O exame avalia para estudantes da segunda, quarta, sexta e oitave séries do ensino fundamental e do terceiro ano do ensino médio da rede pública e particular. Todos têm provas de Português e Matemática, enquanto apenas a sexta, oitava e o terceiro ano realizam testes de História e Geografia.

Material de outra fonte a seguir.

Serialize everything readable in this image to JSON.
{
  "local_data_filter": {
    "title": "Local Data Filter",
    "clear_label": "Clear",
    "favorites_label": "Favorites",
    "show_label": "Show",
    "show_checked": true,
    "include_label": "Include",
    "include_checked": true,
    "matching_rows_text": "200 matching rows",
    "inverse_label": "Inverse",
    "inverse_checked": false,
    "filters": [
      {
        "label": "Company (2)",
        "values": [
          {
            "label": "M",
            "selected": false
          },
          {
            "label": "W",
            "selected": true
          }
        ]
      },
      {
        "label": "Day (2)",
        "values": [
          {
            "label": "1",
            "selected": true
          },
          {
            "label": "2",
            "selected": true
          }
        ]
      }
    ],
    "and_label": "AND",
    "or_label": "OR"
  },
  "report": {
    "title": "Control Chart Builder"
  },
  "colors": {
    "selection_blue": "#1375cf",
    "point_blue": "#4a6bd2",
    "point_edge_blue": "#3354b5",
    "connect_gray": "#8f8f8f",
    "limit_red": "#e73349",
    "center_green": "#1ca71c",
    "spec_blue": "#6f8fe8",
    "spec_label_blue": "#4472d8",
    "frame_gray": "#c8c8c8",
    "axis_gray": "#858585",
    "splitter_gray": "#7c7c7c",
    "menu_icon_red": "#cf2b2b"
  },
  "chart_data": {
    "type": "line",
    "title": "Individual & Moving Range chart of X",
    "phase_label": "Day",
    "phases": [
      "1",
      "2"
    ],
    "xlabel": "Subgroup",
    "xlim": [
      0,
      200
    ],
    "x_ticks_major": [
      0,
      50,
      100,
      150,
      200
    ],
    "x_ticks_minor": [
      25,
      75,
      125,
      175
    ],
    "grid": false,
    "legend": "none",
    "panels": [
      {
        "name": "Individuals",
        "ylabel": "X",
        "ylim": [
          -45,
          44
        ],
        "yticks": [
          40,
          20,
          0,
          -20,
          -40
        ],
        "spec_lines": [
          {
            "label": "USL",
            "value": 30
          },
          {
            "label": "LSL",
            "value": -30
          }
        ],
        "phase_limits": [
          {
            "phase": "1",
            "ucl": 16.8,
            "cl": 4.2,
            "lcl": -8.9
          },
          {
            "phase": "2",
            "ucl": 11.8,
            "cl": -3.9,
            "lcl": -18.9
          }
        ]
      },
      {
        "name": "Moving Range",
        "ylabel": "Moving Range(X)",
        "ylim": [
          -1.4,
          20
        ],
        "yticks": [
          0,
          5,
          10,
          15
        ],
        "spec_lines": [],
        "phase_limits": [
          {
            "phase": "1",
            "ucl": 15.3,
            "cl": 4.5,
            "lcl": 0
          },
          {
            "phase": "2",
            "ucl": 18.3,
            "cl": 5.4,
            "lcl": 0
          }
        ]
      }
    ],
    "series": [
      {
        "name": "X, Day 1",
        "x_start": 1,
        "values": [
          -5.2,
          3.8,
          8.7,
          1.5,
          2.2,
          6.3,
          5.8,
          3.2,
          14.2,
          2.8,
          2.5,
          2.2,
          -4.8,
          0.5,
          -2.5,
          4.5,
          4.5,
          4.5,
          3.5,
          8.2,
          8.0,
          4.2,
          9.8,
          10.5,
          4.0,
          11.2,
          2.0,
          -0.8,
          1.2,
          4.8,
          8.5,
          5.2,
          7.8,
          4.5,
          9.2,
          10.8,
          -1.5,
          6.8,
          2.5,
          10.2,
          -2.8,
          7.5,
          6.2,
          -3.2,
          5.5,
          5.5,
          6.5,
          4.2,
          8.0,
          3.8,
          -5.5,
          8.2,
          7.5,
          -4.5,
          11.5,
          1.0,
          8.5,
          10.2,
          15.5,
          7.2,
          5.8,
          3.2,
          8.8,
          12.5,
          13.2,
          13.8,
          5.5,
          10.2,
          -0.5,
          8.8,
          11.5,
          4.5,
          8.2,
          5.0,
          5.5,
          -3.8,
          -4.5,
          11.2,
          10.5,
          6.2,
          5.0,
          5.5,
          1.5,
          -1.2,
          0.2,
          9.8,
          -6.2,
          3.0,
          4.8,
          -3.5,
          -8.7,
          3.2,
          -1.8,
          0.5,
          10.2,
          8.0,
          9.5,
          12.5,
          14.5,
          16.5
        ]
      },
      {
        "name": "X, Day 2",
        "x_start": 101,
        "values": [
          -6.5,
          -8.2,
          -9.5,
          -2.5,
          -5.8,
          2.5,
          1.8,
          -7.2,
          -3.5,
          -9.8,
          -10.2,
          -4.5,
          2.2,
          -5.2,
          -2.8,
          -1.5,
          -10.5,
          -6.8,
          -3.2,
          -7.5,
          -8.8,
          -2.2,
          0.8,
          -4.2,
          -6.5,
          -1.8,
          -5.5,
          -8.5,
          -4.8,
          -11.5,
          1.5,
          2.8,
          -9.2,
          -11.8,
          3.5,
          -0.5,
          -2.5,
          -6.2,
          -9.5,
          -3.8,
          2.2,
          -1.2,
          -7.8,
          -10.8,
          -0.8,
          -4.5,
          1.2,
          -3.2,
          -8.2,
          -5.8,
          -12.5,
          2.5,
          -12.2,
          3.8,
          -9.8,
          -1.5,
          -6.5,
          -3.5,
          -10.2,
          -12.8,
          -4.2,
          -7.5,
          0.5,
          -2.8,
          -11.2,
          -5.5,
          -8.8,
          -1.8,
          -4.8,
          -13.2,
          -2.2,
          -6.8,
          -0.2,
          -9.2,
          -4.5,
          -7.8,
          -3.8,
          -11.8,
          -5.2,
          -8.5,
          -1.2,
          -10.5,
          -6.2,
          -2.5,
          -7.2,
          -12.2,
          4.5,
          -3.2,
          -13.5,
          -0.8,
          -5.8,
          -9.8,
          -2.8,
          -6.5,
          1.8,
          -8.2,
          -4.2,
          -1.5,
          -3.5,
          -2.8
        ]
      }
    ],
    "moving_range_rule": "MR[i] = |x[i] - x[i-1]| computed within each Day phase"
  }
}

A prova é usada na composição do Índice de Desenvolvimento da Educação do Estado de São Paulo (Idesp).

Confira a Nota à Imprensa

Adiamento do Saresp

O adiamento da prova do Sistema de Avaliação do Rendimento Escolar (SARESP) mostra que o governo estadual não consegue implementar o calendário definido por ele mesmo.
O governo do PSDB faz da avaliação uma de suas prioridades para a educação, mas não sabe usar corretamente este instrumento. Se quer realizar avaliação para valer, como elemento que contribua para o aprimoramento do processo educativo, não poderia cometer erros, nem mesmo no processo de sua realização. Porém, não bastasse a quantidade de erros que comete, o governo estadual utiliza os resultados das avaliações como uma espada sobre a cabeça dos professores, como elemento de exclusão e de retirada de direitos. Isto é muito claro no caso do recém-aprovado PLC 29/2009, que, através de avaliações, exclui pelo menos 80% dos professores do direito de ter reajustes salariais.
O adiamento do SARESP em uma semana o faz coincidir com a IV Conferência de Educação da APEOESP (Sindicato dos Professores do Ensino Oficial de São Paulo), a realizar-se de 17 a 19 de novembro na cidade de Serra Negra. Mas, isto não esvaziará a nossa Conferência, que aprofundará o diagnóstico sobre a grave situação da educação pública no estado de São Paulo e, certamente, subsidiará todos os mais de 2.500 professores que ali estarão  para trabalhar com maior eficácia para transformar esta situação.
Maria Izabel Azevedo Noronha
Presidente da Apeoesp
Ações do documento
Comentários

indignação

Eu estou REVOLTADA com o governo do serra, pois tive a infelicidade de ver minha mãe que tem 20 anos de estado ficar o dia inteiro das:8:30 as 23:15 em uma diretoria de ensino para pegar apenas 10 aulas sendo as mesmas de recuparação; e ví ela chorar e se desesperar pois ela batalhou como ninguem para se formar fazendo 5 anos de faculdade, deixando minha irmã e eu com parentes para chegar hoje na atribuição de aula e todos os alunos que ainda estão cursando faculdade pegarem aula na frente dela simplesmente porque passaram naquele lixo de prova que o governo obrigou a todos os professores a fazer.Estou indignada e com um sentimento de invalidez pois não sei como posso ajuda-la,pois ela alem de tudo ainda paga aluguel de 550,00 sendo que ganha 1200,00, o que resta para ela? estou preoculpadíssima com essa situação peço a vocês que me orientem e devolvam o chão da minha mãe .
Obrigada pela atenção.
Postado por vanessa iglesias martines em 14:03

indignação

Eu concordo com vc, tambem estou indignada com essa situação, estão tão perdidos que tem gente só com a licenciatura curta, classificado como licenciatura plena.
Até quando vai ficar essa palhaçada!!!!
Postado por Lia em 10:54

indignação

   Vanessa estou na mesma situação da sua mãe,sofri muito para me formar em Geografia lutei para chegar aonde estou com 13.490 pontos ,10 anos de Estado e agora 12 aulas ,cumprir na escola .Na atribuição do meu dia tinha gente chorando para não chegar a vez porque tinha que andar 60 km para dar 3 aulas ,senão ia atribuir compulsoriamente,eu graças a Deus não chegou a minha vez ,porque cumpro as minhas 12 aulas aqui na minha cidade mesmo,voce viu que ponto chegamos com esse PSDB?,rezar para não pegar aula.Temos que por esse partido fora do poder.Abraços as coisas vão melhorar,se Deus quiser.